Karol Strasburger odnalazł szczęście u boku trzeciej żony, Małgorzaty Weremczuk. Dzięki niej w wieku 72 lat po raz pierwszy został ojcem. Co raz w kolorowej prasie pojawiają się doniesienia o rzekomych kryzysach w ich związku. Tabloidy rozpisywały się o tym, że Karol Strasburger nie wspiera młodej żony i to na nią spada cały ciężar domowych obowiązków i wychowanie Laury. W rozmowie z "Super Expressem" Małgorzata skomentowała te doniesienia.

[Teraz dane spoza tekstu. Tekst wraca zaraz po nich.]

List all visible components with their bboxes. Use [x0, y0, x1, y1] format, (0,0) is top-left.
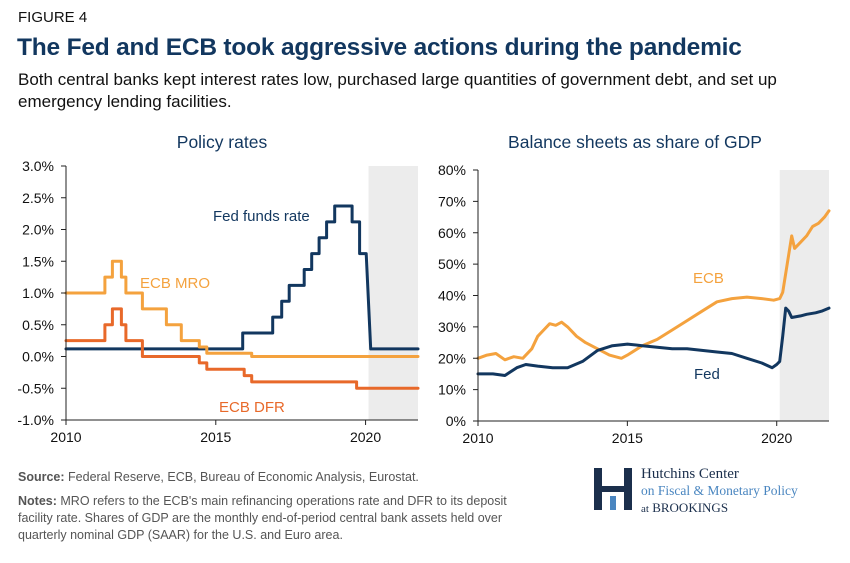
y-tick-label: 2.5%: [22, 190, 54, 206]
hutchins-center-logo: Hutchins Center on Fiscal & Monetary Pol…: [592, 466, 832, 516]
x-tick-label: 2020: [761, 430, 792, 446]
source-note: Source: Federal Reserve, ECB, Bureau of …: [18, 470, 419, 484]
notes-label: Notes:: [18, 494, 57, 508]
series-line-fed-funds-rate: [64, 204, 420, 351]
y-tick-label: 70%: [438, 193, 466, 209]
panel-title-balance-sheets: Balance sheets as share of GDP: [508, 132, 762, 152]
series-line-ecb: [476, 209, 831, 362]
x-tick-label: 2010: [462, 430, 493, 446]
logo-line-hutchins: Hutchins Center: [641, 466, 739, 482]
y-tick-label: 20%: [438, 350, 466, 366]
series-label-ecb-dfr: ECB DFR: [219, 399, 285, 416]
logo-at: at: [641, 503, 649, 515]
y-tick-label: 2.0%: [22, 222, 54, 238]
brookings-pillar-icon: [594, 468, 632, 510]
y-tick-label: 40%: [438, 288, 466, 304]
pandemic-shading: [779, 170, 829, 421]
series-line-ecb-mro: [64, 259, 420, 358]
series-line-fed: [476, 306, 831, 377]
x-tick-label: 2010: [50, 429, 81, 445]
balance-sheets-panel: 0%10%20%30%40%50%60%70%80% 2010 2015 2020 …: [438, 132, 831, 446]
y-tick-label: 60%: [438, 225, 466, 241]
series-label-ecb: ECB: [693, 270, 724, 287]
y-tick-label: 0%: [446, 413, 466, 429]
series-label-fed-funds: Fed funds rate: [213, 208, 310, 225]
chart-title: The Fed and ECB took aggressive actions …: [17, 34, 742, 61]
pandemic-shading: [368, 166, 418, 420]
y-tick-label: -1.0%: [17, 412, 54, 428]
chart-area: -1.0% -0.5% 0.0% 0.5% 1.0% 1.5% 2.0% 2.5% 3.0% 2…: [17, 132, 831, 446]
chart-subtitle: Both central banks kept interest rates l…: [18, 70, 777, 111]
y-tick-label: -0.5%: [17, 380, 54, 396]
source-label: Source:: [18, 470, 65, 484]
y-tick-label: 1.0%: [22, 285, 54, 301]
figure-label: FIGURE 4: [18, 9, 88, 26]
y-tick-label: 50%: [438, 256, 466, 272]
logo-line-fiscal: on Fiscal & Monetary Policy: [641, 483, 798, 498]
series-label-ecb-mro: ECB MRO: [140, 275, 210, 292]
series-line-ecb-dfr: [64, 307, 420, 390]
series-label-fed: Fed: [694, 366, 720, 383]
x-tick-label: 2015: [200, 429, 231, 445]
y-tick-label: 0.5%: [22, 317, 54, 333]
notes-text: MRO refers to the ECB's main refinancing…: [18, 494, 507, 542]
y-tick-label: 30%: [438, 319, 466, 335]
logo-brookings: BROOKINGS: [652, 500, 729, 515]
notes: Notes: MRO refers to the ECB's main refi…: [18, 493, 538, 544]
y-tick-label: 0.0%: [22, 349, 54, 365]
y-tick-label: 3.0%: [22, 158, 54, 174]
y-tick-label: 1.5%: [22, 253, 54, 269]
source-text: Federal Reserve, ECB, Bureau of Economic…: [68, 470, 419, 484]
y-tick-label: 10%: [438, 382, 466, 398]
x-tick-label: 2020: [350, 429, 381, 445]
x-tick-label: 2015: [612, 430, 643, 446]
y-tick-label: 80%: [438, 162, 466, 178]
panel-title-policy-rates: Policy rates: [177, 132, 268, 152]
policy-rates-panel: -1.0% -0.5% 0.0% 0.5% 1.0% 1.5% 2.0% 2.5% 3.0% 2…: [17, 132, 420, 445]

- Mój mąż robi wszystko, by być ojcem na każdym szczeblu wychowawczym. W tym wszystkim nie zapomina, że jest mężem i przyjacielem. Znajduje dzielnie czas na wszystko i choć jest często potwornie zmęczony, jak wielu ludzi ciężko pracujących i godzących obowiązki rodzicielskie, to w tym odpoczynku razem także znajduje ukojenie i szczęście. To prawda - ma gorący okres w życiu zawodowym, ale to rodzina jest dla niego na pierwszym miejscu - mówiła nam Małgorzata Weremczuk.
Teraz małżeństwo gościło w programie "Uwaga TVN", w którym odsłoniło nieco więcej kulisów swojej relacji. Żona Strasburgera przyznaje, że choć Karol jest starszy, to właśnie ona zaczęła dużo bardziej dostrzegać oznaki swojej starości. Tymczasem jej 75-letni mąż wręcz tryska energią.
- Ja się starzeję, a jemu się chce wszystko – wyznała Weremczuk.
Karol Strasburger odniósł się też do plotek o rzekomym kryzysie, przez który ma przechodzić ich małżeństwo.
- Jakbyście przypadkiem czytali gdzieś o rzekomym kryzysie, to u nas wygląda on mniej więcej, na co dzień tak – powiedział wskazując na zdjęcie z żoną, na którym nie szczędzą sobie czułości.